Acute kidney injury (AKI) is a common complication of allo-HCT associated with an increase in non-relapse mortality. In contrast, higher diversity of gut microbiota at neutrophil engraftment is associated with lower mortality. We aimed to study the association of changes in gut microbiome diversity in an allo-HCT cohort who developed post-transplant AKI or CKD.

Methods

We performed a single-center study of 419 allo-HCT recipients from 2014-2017 at Memorial Sloan Kettering Cancer Center with analysis of gut microbiome diversity.

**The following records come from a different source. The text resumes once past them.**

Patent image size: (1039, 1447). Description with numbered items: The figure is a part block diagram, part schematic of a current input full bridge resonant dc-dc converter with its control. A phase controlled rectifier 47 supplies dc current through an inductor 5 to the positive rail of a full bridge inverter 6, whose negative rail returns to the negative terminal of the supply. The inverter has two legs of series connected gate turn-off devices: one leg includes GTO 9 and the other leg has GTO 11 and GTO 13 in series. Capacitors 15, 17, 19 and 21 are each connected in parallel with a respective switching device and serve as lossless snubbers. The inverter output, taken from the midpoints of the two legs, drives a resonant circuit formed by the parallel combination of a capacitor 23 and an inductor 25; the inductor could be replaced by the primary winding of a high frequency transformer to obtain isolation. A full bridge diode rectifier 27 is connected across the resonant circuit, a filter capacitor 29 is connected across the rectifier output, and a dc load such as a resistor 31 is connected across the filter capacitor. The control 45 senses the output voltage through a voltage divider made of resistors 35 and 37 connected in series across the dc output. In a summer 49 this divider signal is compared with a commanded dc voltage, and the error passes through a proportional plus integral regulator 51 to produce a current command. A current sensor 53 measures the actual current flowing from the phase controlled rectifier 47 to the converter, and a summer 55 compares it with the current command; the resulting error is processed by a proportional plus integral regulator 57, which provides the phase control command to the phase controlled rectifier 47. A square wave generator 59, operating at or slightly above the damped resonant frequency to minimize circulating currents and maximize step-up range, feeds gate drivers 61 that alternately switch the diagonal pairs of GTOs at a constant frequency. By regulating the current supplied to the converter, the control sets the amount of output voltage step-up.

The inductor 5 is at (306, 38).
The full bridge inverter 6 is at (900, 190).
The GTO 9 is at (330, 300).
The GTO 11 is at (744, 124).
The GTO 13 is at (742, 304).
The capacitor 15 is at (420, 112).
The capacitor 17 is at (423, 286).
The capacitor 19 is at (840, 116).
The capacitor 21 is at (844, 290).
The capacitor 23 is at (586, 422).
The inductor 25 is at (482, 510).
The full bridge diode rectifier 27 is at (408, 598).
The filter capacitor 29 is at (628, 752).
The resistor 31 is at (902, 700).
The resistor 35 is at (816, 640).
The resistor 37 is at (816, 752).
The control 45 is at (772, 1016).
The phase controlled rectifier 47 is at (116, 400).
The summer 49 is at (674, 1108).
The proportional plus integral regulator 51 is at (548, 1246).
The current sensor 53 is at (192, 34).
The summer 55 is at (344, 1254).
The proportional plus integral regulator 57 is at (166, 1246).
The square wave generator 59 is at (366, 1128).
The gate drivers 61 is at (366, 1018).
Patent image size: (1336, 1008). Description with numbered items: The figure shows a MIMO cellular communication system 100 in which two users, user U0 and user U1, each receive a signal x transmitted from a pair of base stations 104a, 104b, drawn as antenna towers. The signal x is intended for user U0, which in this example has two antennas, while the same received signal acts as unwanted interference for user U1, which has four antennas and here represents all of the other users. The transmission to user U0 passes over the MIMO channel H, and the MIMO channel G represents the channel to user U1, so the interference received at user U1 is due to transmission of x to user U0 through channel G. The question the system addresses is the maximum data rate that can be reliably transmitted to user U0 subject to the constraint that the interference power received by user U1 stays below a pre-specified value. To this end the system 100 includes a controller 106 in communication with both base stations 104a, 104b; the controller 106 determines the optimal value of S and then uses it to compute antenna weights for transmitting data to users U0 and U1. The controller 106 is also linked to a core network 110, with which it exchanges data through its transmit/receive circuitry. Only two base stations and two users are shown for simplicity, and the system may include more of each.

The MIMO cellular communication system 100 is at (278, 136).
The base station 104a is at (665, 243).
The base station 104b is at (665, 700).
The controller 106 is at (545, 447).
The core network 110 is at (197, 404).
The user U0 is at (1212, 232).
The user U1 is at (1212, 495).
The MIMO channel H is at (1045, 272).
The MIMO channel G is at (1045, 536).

We defined AKI and CKD based on KDIGO criteria and eGFR using the CKD-EPI equation. We defined gut microbiome diversity using Shannon and Simpson reciprocal diversity indices (DI), with higher levels indicating more diverse microbiota. We used Wilcoxon rank-sum test to compare baseline DI (within 7 days of HCT conditioning) between patients who did and did not develop AKI by 100 days post-HCT, and peri-engraftment DI (median DI in days 7-21 post-HCT) between those who did and did not develop CKD at 6 months.

Results

Simpson reciprocal and Shannon DI were 21.8 (IQR: 13.7, 35.2) and 3.7 (IQR: 3.2, 4.2) at baseline, and 6.3 (IQR: 3.7, 10.4) and 2.3 (IQR: 1.7, 2.8) at peri-engraftment, respectively. Of the 419 patients, 263 (63%) developed AKI; 114 (27%) was Stage 2+. CKD occurred in 68 patients (18%) at 6 months. There were no significant differences in microbiome DI at baseline or peri-engraftment in patients who developed AKI or CKD, compared to those who did not (all p>0.05, Figure 1).

Conclusion

Our findings do not support the existence of a link between baseline or peri-engraftment gut diversity and the risk for development of AKI or CKD in patients undergoing allo-HCT. This study highlights the complex and multifactorial etiology of AKI in allo-HCT recipients and the need for additional prospective and mechanistic studies.